The one essay that stood out the most to me was “Choices” by Rowan C. Clarke, which discussed the author’s difficult relationship with her mother and that never ending struggle to please. While the underlying messages in all of the stories were political and feminist, they were also very personal and down to earth which is what made this collection pretty emotional.

I did have a few issues with the anthology, however, that I need to address. The first was that the quality of each essay varied pretty wildly. The version I read was an ARC so it’s difficult for me to judge the final product, but there were several that weren’t well structured or were rife with grammatical and formatting errors. There were citations (I love citations!) that weren’t formatted all that well (cutting into the middle of paragraphs) that perhaps would’ve been better placed at the end. As for the actual content, most were incredibly well written and heartfelt, a few felt like angry rants that were more alienating than empowering, then there was one that just felt stiff and spent more time with the preface rather than the story.

“Being able to be myself was like being able to exhale for the first time after holding my breath for years. It’s only when you taste freedom that you can see how tight your bonds were.”

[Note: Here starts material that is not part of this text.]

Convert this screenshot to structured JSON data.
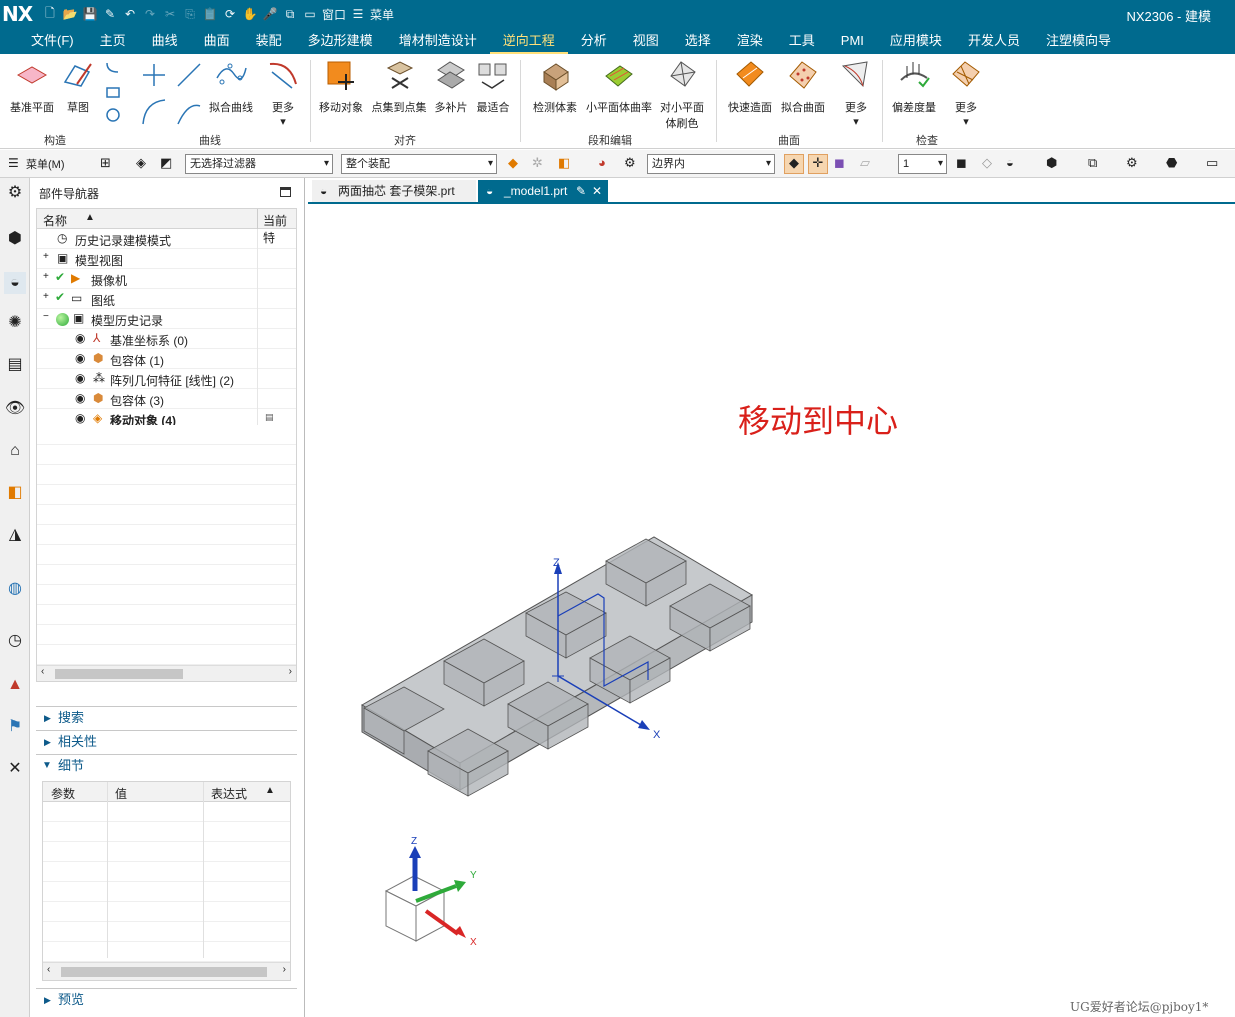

While on the subject of alienation, despite the rather diverse sets of authors and essays, I feel like there were some missing pieces still. It’s obvious from the title what many of the authors thought about the last election and I didn’t like how black and white things were with barely any room in-between. In cases like this, I’m sure most of the readers would be those looking for confirmation of beliefs that they already share, which is fine except that it closes the door on discussion with the other side which is truly unfortunate.

Don’t get me wrong, I think that what was already here was pretty great. I see what they were going for and I appreciated it. I love to see discussion about politics and social issues, but I worry when the tone leans too far toward one extreme it only invites backlash from the other extreme. It’s a difficult balancing act between maintaining one’s own core beliefs while also trying to open things up to the other side so that perhaps they could engage in the conversation and, ideally, listen and have their own perceptions changed.

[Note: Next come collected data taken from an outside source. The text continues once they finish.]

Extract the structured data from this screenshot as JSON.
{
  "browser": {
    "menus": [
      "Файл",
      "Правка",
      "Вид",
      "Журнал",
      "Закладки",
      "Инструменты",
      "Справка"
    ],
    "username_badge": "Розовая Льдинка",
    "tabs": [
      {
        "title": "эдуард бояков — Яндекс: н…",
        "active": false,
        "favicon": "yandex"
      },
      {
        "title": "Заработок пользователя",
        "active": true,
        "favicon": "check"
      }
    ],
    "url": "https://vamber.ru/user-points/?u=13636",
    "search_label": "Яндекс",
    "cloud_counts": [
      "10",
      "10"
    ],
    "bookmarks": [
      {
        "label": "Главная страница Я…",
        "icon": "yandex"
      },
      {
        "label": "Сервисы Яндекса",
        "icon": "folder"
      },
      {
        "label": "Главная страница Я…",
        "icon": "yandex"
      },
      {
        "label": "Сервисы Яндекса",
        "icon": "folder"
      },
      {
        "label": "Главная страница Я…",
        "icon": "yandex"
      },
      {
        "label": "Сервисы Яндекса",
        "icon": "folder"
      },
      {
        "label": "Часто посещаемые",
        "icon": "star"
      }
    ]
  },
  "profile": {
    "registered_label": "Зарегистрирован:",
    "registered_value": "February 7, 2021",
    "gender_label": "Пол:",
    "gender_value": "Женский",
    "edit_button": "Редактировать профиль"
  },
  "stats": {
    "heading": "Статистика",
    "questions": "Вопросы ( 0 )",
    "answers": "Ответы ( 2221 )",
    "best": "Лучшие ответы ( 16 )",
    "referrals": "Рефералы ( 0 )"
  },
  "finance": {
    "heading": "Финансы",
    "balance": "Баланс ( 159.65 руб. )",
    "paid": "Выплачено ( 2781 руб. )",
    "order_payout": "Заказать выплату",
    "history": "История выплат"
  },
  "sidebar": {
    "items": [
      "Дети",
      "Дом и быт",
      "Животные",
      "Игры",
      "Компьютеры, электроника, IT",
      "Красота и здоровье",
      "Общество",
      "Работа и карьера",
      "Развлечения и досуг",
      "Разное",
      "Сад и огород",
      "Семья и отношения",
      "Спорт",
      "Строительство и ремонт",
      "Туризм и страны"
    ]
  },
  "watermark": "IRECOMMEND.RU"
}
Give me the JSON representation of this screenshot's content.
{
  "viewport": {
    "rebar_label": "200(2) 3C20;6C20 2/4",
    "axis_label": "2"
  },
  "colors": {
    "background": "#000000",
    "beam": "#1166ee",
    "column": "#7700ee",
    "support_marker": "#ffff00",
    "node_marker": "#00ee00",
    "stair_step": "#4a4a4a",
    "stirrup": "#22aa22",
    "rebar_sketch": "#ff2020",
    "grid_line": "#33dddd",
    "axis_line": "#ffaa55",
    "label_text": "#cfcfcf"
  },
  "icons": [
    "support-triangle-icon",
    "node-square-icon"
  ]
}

But I digress, despite the complaints I had about the book, I found it to be a pretty quick and enjoyable read. It gives a voice to groups of women that aren’t often heard in the greater narrative of the feminist movement. The experiences of these many women enrich that narrative and there’s a lot we can all learn from each other especially in these troubling times.

Title: Nasty Women
Editor: 404 Ink
Authors: Laura Lam, Ren Aldridge, Nadine Aisha Jassat, Sasha De Buyl-Pisco, Elise Hines, Alice Tarbuck, Jonatha Kottler, Chitra Ramaswamy, Christina Neuwirth, Belle Owen, Zeba Talkhani, Katie Muriel, Joelle A. Owusu, Kaite Welsh, Claire L. Heuchan, Jen McGregor, Mel Reeve, Sim Bajwa, Becca Inglis, Rowan C. Clarke, Kristy Diaz
Publisher: 404 Ink
Publication Date: March 8, 2017
Pages: 240
Format: ARC / Ebook
Source: NetGalley

With intolerance and inequality increasingly normalised by the day, it’s more important than ever for women to share their experiences. We must hold the truth to account in the midst of sensationalism and international political turmoil. Nasty Women is a collection of essays, interviews and accounts on what it is to be a woman in the 21st century.

People, politics, pressure, punk – From working class experience to racial divides in Trump’s America, being a child of immigrants, to sexual assault, Brexit, pregnancy, contraception, identity, family, finding a voice online, role models and more, Laura Jane Grace of Against Me!, Zeba Talkhani, Chitra Ramaswamy are just a few of the incredible women who share their experience here.

Keep telling your stories, and tell them loud.